The demonstrators who hassle patients outside abortion clinics know that children are vulnerable to their emotional appeals. "Don't kill your baby!" and "We can help!" As one of Dr. Tiller's nurses said about their "help," it takes a lot more than a pink receiving blanket embroidered with a cross and a toll-free number for social services to help a troubled child parent an unwanted child of her own.
I challenge any person protesting outside an abortion clinic to look a woman in the eye and say to her, calmly and politely, that you feel it's in her best interest to carry a dead fetus to term. Or to parent a profoundly abnormal child. Or become a mother before becoming an adult. Tell her that you know what's better for her than she does. Tell her that you believe she's a sinner, and that your religious beliefs should dictate her actions.
Isn't that what America is all about?
You won't see this happening. It's easier for the anti-choice extremists to scream and taunt and dehumanize. And wait and hope that another gun toting crazy person will dispatch another doctor.

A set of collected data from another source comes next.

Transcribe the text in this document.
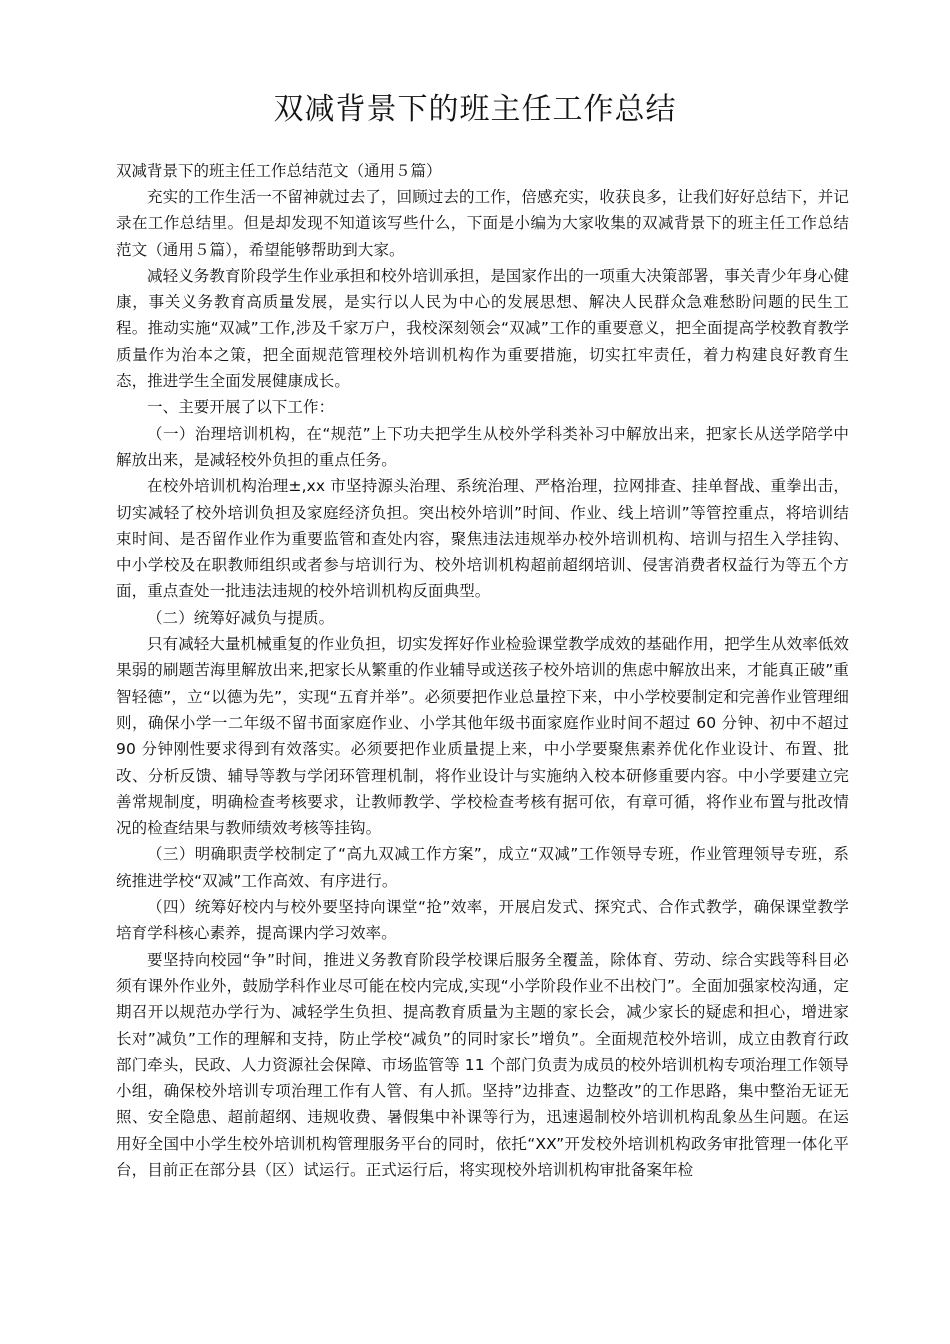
双减背景下的班主任工作总结

双减背景下的班主任工作总结范文（通用５篇）

充实的工作生活一不留神就过去了，回顾过去的工作，倍感充实，收获良多，让我们好好总结下，并记录在工作总结里。但是却发现不知道该写些什么，下面是小编为大家收集的双减背景下的班主任工作总结范文（通用５篇），希望能够帮助到大家。

减轻义务教育阶段学生作业承担和校外培训承担，是国家作出的一项重大决策部署，事关青少年身心健康，事关义务教育高质量发展，是实行以人民为中心的发展思想、解决人民群众急难愁盼问题的民生工程。推动实施“双减”工作,涉及千家万户，我校深刻领会“双减”工作的重要意义，把全面提高学校教育教学质量作为治本之策，把全面规范管理校外培训机构作为重要措施，切实扛牢责任，着力构建良好教育生态，推进学生全面发展健康成长。

一、主要开展了以下工作：

（一）治理培训机构，在“规范”上下功夫把学生从校外学科类补习中解放出来，把家长从送学陪学中解放出来，是减轻校外负担的重点任务。

在校外培训机构治理±,xx 市坚持源头治理、系统治理、严格治理，拉网排查、挂单督战、重拳出击，切实减轻了校外培训负担及家庭经济负担。突出校外培训”时间、作业、线上培训”等管控重点，将培训结束时间、是否留作业作为重要监管和查处内容，聚焦违法违规举办校外培训机构、培训与招生入学挂钩、中小学校及在职教师组织或者参与培训行为、校外培训机构超前超纲培训、侵害消费者权益行为等五个方面，重点查处一批违法违规的校外培训机构反面典型。

（二）统筹好减负与提质。

只有减轻大量机械重复的作业负担，切实发挥好作业检验课堂教学成效的基础作用，把学生从效率低效果弱的刷题苦海里解放出来,把家长从繁重的作业辅导或送孩子校外培训的焦虑中解放出来，才能真正破”重智轻德”，立“以德为先”，实现“五育并举”。必须要把作业总量控下来，中小学校要制定和完善作业管理细则，确保小学一二年级不留书面家庭作业、小学其他年级书面家庭作业时间不超过 60 分钟、初中不超过 90 分钟刚性要求得到有效落实。必须要把作业质量提上来，中小学要聚焦素养优化作业设计、布置、批改、分析反馈、辅导等教与学闭环管理机制，将作业设计与实施纳入校本研修重要内容。中小学要建立完善常规制度，明确检查考核要求，让教师教学、学校检查考核有据可依，有章可循，将作业布置与批改情况的检查结果与教师绩效考核等挂钩。

（三）明确职责学校制定了“高九双减工作方案”，成立“双减”工作领导专班，作业管理领导专班，系统推进学校“双减”工作高效、有序进行。

（四）统筹好校内与校外要坚持向课堂“抢”效率，开展启发式、探究式、合作式教学，确保课堂教学培育学科核心素养，提高课内学习效率。

要坚持向校园“争”时间，推进义务教育阶段学校课后服务全覆盖，除体育、劳动、综合实践等科目必须有课外作业外，鼓励学科作业尽可能在校内完成,实现“小学阶段作业不出校门”。全面加强家校沟通，定期召开以规范办学行为、减轻学生负担、提高教育质量为主题的家长会，减少家长的疑虑和担心，增进家长对”减负”工作的理解和支持，防止学校“减负”的同时家长”增负”。全面规范校外培训，成立由教育行政部门牵头，民政、人力资源社会保障、市场监管等 11 个部门负责为成员的校外培训机构专项治理工作领导小组，确保校外培训专项治理工作有人管、有人抓。坚持”边排查、边整改”的工作思路，集中整治无证无照、安全隐患、超前超纲、违规收费、暑假集中补课等行为，迅速遏制校外培训机构乱象丛生问题。在运用好全国中小学生校外培训机构管理服务平台的同时，依托“XX”开发校外培训机构政务审批管理一体化平台，目前正在部分县（区）试运行。正式运行后，将实现校外培训机构审批备案年检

But I digress. I know I'm preaching to the converted, and maybe even pissing off some regular readers who tune in for the slapstick accounts of my adventures with the Grape. I promise that will be back in my next post.
But tonight, on election eve, I want to leave you with this thought:
A vote for any far right and/or tea party candidate, even if solely motivated by a desire to pay fewer taxes and be left alone by the folks in Washington, is WITHOUT EXCEPTION, a vote to put up even more hurdles for desperate, grieving, wanted to be moms like my friend.